Hacking breaches lower sale price of Yahoo by $350M

- By Michael Liedtke and Tali Arbel

SAN FRANCISCO — Yahoo is taking a $350 million hit on its previously announced $4.8 billion sale to Verizon in a concession for security lapses that exposed personal informatio­n stored in more than 1 billion Yahoo user accounts.

The revised agreement, announced Tuesday, eases investor worries that Verizon Communicat­ions Inc. would demand a discount of at least $1 billion or cancel the deal entirely.

The hacking bombshells, disclosed after the two companies agreed on a sale, represent the two biggest security breaches in internet history.

The breaches raised concerns that people might decrease their use of Yahoo email and other digital services that Verizon is buying.

Yahoo has maintained that its users have remained loyal, despite any mistrust that might have been caused by its lax security and the lengthy delay in discoverin­g and disclosing the hacks. The separate attacks occurred in 2013 and 2014; Yahoo disclosed them this past September and December.
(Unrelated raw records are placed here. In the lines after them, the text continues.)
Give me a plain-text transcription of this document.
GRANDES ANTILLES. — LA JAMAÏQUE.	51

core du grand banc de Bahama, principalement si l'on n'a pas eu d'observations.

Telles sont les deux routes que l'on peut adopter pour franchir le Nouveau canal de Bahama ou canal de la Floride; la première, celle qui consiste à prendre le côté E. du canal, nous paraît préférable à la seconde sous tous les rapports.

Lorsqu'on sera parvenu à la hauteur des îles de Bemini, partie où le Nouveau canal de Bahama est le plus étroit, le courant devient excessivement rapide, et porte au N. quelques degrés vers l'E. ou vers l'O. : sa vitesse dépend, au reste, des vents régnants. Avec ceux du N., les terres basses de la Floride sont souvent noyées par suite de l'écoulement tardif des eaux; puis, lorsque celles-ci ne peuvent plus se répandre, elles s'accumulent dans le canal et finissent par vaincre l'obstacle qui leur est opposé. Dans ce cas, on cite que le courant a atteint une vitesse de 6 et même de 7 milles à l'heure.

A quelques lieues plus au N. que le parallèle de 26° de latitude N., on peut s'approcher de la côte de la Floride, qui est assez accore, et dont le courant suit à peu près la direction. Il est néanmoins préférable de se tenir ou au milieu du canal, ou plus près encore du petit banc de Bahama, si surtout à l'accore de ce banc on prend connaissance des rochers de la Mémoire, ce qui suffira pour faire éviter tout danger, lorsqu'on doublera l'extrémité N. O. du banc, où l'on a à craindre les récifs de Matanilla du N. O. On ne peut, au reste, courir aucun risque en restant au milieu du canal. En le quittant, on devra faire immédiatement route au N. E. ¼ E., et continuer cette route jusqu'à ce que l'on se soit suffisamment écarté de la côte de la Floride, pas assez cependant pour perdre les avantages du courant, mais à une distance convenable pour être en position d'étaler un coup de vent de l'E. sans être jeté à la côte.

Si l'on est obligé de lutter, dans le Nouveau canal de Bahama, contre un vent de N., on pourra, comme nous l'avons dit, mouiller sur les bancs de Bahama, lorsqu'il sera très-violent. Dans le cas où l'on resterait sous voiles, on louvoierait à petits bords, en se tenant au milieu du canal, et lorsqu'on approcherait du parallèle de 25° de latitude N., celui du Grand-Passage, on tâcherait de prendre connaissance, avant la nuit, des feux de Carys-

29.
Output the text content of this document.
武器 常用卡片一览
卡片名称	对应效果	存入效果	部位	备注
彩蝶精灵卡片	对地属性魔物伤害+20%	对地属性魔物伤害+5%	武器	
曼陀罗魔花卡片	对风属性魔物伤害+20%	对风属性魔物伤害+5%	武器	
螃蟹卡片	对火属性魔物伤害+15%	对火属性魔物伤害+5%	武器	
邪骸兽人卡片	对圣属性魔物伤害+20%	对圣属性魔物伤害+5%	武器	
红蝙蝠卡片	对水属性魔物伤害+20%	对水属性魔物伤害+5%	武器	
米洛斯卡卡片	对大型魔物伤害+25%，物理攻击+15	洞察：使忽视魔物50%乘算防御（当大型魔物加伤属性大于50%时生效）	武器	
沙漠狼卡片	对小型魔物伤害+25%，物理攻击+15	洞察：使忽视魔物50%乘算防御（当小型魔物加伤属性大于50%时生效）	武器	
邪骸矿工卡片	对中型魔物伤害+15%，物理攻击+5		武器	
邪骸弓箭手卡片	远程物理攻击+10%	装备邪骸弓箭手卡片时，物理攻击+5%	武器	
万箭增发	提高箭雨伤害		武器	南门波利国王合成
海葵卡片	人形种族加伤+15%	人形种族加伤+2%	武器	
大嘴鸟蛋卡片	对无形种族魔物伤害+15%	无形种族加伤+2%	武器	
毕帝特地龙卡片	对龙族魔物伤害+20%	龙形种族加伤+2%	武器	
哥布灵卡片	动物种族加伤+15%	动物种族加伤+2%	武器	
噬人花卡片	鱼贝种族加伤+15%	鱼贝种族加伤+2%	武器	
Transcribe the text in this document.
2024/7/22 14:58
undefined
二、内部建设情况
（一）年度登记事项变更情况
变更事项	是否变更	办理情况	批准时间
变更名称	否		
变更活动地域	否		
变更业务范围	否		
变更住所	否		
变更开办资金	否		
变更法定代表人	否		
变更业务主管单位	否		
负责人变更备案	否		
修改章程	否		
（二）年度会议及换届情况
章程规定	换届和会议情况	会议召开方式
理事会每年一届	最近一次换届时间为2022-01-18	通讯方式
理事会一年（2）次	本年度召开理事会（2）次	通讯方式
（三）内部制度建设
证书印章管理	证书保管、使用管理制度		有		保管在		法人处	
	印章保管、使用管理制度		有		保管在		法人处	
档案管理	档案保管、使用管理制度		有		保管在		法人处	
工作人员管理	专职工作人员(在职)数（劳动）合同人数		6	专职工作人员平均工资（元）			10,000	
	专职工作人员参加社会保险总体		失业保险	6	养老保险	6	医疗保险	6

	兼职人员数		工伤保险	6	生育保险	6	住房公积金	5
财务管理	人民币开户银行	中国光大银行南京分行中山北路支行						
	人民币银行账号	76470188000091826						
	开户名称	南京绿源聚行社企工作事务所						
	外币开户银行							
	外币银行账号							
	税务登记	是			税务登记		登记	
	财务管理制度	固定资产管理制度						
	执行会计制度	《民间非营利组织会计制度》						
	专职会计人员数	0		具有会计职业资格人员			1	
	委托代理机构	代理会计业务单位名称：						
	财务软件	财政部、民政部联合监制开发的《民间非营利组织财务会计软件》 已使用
The lower price, now pegged at $4.48 billion, will cost Yahoo shareholde­rs roughly 37 cents per share. But they may also be responsibl­e for substantia­l legal costs.

After the Verizon deal closes, any future bills stemming from the hack will be shouldered by Altaba Inc. — a company that will become the caretaker of Yahoo’s remains, which will include about $7 billion in cash and lucrative stakes in Chinese e-commerce giant Alibaba Group and Yahoo Japan.

Altaba will be responsibl­e for all costs stemming from shareholde­r lawsuits and a Securities and Exchange Commission probe into how Yahoo handled the disclosure of the massive hacks. Verizon and Altaba will split costs from all other hack-related lawsuits and government investigat­ions.

This agreement “provides protection­s for both sides” and should help the deal close by the end of June, Marni Walden, Verizon’s head of product innovation and new businesses, said in a statement. Yahoo shareholde­rs have to approve it.

Avoiding an even larger reduction in the deal value represents a small victory for Yahoo CEO Marissa Mayer, who had already been under fire on Wall Street for her inability to turn around the company and then for the humiliatin­g security lapses that came under her watch.